Set amidst the background of Tuscany, Sophie (Amanda Seyfried from Mama Mia!) and her fiancée take a pre-honeymoon trip to Verona, Italy because both will be too busy after the wedding to take time off. And it’s a good thing they do, because it broadcasts how each pursue their passions, indifferent to each other. Sophie, a writer, discovers the “Secretaries of Juliet”, a group of women who collect the letters written by women who visit the famed Juliet’s balcony and statue, asking for love advice. These women devote their lives to giving all types of love advice.
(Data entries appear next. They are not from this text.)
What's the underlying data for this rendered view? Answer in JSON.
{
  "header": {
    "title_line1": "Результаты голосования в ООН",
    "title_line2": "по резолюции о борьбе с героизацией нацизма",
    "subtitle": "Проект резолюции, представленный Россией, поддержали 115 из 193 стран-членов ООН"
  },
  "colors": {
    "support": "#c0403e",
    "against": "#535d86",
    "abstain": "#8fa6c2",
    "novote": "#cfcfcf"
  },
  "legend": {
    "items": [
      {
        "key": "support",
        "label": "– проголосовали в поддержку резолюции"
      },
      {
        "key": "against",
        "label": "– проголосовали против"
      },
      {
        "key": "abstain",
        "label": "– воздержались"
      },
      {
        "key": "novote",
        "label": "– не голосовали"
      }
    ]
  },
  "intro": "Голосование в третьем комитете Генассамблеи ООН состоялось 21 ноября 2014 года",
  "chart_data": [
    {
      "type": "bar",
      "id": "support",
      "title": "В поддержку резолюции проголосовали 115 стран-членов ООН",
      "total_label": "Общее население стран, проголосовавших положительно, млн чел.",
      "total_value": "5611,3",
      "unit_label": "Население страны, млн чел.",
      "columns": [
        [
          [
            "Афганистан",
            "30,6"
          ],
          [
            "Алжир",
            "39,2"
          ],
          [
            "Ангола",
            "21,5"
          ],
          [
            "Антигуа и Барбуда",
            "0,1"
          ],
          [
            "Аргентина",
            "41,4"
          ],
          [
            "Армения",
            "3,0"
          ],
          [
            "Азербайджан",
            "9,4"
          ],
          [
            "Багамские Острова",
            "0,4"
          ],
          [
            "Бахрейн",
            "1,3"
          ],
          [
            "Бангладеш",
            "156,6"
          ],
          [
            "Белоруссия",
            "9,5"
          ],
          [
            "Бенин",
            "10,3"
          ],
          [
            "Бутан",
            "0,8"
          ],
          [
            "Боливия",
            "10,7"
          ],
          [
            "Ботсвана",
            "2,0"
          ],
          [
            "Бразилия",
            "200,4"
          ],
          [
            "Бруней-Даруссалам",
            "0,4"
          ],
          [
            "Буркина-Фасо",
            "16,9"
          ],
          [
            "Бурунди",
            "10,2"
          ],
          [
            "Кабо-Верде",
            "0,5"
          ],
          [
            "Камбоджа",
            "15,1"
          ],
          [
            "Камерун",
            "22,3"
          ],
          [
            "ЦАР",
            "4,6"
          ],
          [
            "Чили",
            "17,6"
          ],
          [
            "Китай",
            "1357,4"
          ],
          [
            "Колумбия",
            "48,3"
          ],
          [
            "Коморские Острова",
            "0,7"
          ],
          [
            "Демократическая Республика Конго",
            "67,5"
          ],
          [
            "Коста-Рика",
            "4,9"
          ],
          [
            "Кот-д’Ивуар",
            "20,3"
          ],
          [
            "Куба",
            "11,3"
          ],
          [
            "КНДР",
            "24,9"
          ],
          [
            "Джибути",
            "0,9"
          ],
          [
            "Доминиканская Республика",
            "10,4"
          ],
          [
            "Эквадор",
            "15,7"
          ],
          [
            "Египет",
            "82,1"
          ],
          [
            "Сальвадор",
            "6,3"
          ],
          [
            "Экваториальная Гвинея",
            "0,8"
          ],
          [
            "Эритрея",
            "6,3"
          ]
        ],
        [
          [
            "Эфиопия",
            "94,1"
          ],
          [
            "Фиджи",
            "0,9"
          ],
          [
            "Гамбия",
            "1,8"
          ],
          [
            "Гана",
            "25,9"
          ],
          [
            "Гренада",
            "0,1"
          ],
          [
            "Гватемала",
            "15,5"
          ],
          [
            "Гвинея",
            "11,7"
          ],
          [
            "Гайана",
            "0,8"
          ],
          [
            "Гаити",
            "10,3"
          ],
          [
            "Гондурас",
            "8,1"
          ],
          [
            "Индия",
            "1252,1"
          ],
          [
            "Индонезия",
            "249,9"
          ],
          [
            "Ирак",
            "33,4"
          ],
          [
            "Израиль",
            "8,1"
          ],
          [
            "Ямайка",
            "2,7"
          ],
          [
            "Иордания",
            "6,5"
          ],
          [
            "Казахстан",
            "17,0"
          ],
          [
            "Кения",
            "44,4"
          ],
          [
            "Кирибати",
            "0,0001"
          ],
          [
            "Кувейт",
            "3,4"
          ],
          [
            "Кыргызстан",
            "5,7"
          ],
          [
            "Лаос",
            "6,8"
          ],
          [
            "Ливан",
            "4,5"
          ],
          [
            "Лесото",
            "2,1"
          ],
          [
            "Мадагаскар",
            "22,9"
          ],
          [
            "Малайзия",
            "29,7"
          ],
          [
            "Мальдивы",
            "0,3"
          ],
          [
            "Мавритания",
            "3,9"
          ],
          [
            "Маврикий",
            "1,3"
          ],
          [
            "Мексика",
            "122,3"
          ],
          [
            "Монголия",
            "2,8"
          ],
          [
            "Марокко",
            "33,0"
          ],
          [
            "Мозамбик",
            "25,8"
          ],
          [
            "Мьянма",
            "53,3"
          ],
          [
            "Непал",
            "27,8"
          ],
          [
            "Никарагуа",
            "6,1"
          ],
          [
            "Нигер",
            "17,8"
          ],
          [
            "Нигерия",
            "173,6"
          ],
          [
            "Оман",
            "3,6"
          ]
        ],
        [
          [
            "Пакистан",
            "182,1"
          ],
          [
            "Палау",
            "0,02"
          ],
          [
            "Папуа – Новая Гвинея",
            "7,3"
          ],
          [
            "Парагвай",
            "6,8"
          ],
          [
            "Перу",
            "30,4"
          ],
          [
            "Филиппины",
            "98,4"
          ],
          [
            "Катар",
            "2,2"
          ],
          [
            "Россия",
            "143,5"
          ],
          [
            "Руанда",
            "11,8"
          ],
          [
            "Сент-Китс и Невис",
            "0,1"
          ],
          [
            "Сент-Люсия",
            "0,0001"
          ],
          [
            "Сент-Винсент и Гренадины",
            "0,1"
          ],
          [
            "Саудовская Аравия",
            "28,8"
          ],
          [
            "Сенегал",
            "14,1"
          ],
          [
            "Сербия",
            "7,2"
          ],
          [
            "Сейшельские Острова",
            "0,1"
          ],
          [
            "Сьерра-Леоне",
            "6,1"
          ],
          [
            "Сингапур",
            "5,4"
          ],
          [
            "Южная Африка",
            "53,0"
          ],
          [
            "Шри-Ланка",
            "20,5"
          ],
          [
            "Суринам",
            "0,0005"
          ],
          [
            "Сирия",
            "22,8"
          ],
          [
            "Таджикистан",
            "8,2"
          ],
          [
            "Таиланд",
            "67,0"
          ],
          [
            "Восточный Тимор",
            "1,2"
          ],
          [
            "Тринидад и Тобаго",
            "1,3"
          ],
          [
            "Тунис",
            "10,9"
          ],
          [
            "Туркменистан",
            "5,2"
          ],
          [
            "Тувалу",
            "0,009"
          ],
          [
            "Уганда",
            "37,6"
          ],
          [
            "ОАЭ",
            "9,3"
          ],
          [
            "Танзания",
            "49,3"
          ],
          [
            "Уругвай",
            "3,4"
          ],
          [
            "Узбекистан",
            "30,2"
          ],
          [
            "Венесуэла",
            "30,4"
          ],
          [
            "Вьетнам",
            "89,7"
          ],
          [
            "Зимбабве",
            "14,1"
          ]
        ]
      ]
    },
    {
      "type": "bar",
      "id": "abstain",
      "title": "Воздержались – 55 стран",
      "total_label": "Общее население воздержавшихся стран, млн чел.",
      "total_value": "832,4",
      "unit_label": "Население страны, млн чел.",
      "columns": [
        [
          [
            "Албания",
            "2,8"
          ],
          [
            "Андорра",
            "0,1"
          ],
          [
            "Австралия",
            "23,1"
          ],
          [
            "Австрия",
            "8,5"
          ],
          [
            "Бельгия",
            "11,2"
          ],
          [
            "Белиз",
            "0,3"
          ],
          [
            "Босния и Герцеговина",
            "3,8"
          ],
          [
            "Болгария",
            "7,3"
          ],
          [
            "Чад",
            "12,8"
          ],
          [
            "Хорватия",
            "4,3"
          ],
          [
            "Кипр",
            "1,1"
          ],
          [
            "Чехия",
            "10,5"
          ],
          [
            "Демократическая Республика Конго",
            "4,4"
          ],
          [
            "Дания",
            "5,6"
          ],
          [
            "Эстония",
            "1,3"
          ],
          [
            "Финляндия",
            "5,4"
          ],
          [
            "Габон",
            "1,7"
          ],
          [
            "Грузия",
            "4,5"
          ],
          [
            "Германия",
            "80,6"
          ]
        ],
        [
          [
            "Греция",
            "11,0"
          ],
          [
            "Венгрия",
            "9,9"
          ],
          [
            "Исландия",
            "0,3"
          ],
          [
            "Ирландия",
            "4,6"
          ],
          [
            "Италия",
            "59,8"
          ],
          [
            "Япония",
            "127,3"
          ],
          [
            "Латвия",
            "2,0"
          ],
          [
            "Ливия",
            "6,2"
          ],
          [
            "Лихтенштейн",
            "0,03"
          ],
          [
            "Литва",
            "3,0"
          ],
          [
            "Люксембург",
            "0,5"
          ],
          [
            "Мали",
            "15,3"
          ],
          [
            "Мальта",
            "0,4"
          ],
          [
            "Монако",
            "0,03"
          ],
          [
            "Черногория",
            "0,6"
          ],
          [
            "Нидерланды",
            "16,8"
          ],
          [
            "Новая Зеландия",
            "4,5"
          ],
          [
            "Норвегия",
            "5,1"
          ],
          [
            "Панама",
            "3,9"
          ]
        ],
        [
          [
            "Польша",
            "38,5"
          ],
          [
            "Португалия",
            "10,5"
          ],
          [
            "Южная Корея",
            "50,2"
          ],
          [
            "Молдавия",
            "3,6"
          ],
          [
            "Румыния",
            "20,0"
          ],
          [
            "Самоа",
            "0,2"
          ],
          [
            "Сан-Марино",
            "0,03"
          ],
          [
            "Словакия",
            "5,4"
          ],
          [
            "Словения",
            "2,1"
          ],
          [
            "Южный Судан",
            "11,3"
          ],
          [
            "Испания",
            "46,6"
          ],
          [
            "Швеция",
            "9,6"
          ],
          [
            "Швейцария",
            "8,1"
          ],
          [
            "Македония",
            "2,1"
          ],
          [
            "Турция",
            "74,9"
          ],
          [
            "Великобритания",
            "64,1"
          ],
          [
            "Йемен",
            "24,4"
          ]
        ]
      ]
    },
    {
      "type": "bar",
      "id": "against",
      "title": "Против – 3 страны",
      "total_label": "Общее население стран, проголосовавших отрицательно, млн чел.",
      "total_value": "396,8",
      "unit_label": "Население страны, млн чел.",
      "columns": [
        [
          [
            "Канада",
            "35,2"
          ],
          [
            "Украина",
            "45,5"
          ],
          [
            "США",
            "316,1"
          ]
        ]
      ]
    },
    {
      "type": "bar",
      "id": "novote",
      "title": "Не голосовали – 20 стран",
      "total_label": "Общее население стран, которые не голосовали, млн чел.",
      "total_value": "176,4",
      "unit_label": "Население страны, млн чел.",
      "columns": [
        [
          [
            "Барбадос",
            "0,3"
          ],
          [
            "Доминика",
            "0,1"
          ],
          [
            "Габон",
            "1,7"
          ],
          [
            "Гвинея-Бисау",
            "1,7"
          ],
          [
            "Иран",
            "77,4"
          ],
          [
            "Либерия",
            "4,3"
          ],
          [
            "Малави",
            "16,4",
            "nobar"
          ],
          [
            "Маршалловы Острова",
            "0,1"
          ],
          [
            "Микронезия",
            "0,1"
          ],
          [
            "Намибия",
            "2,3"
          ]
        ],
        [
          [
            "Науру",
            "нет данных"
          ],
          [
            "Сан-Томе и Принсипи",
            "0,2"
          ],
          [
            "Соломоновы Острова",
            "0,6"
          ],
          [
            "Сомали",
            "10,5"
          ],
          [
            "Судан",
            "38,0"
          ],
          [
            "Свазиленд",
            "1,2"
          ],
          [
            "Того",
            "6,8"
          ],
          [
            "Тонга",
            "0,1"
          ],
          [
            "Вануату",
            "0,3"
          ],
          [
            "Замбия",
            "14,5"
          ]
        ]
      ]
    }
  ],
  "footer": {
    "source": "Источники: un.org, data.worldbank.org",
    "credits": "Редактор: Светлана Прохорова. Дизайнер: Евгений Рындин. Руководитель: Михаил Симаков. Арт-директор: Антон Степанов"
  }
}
With her fiancé off finding new wines and foods for his up-coming restaurant, Sophie decides to help answer the letters, and finds a letter written in 1957 wedged behind a stone, left unanswered. The letter is from a girl named Claire Smith (the amazing Vanessa Redgrave) who had been too overwhelmed by her love for a boy named Lorenzo, and leaves him behind. Moved by the regret in the letter, Sophie answers it. Low and behold, her letter finds Claire.

And so the movie takes us on a charming adventure of two women at different points in their lives, rediscovering true love. Claire, as she searches through Tuscany, trying to find Lorenzo after fifty years, and Sophie as she falls for Claire’s ill-tempered straight-laced grandson, Charlie. Charlie doesn’t believe in his grandmother’s quest, doesn’t really believe in love, but over the course of their travels comes to discover the miracle of one’s soul mate.

The only problem to find is using the suspension of disbelief that a letter mailed to a “Claire Smith” fifty years later would find its way to the original owner, but that’s a very minor moot point.

I have been fortunate enough to visit Verona and Juliet’s garden, and while as lovely and charming as depicted, there were little things off from how I remembered it. Not many people would realize that it is expected to cup Juliet’s right breast for a photo-op, ensuring good luck in love, so that may seem odd to some. And while I don’t know if there really is a “Secretaries of Juliet” society, it certainly is a beautiful concept.

All in all, this move was one of those romantic, feel good films that’s perfect to curl up with on either a hot day or cold night.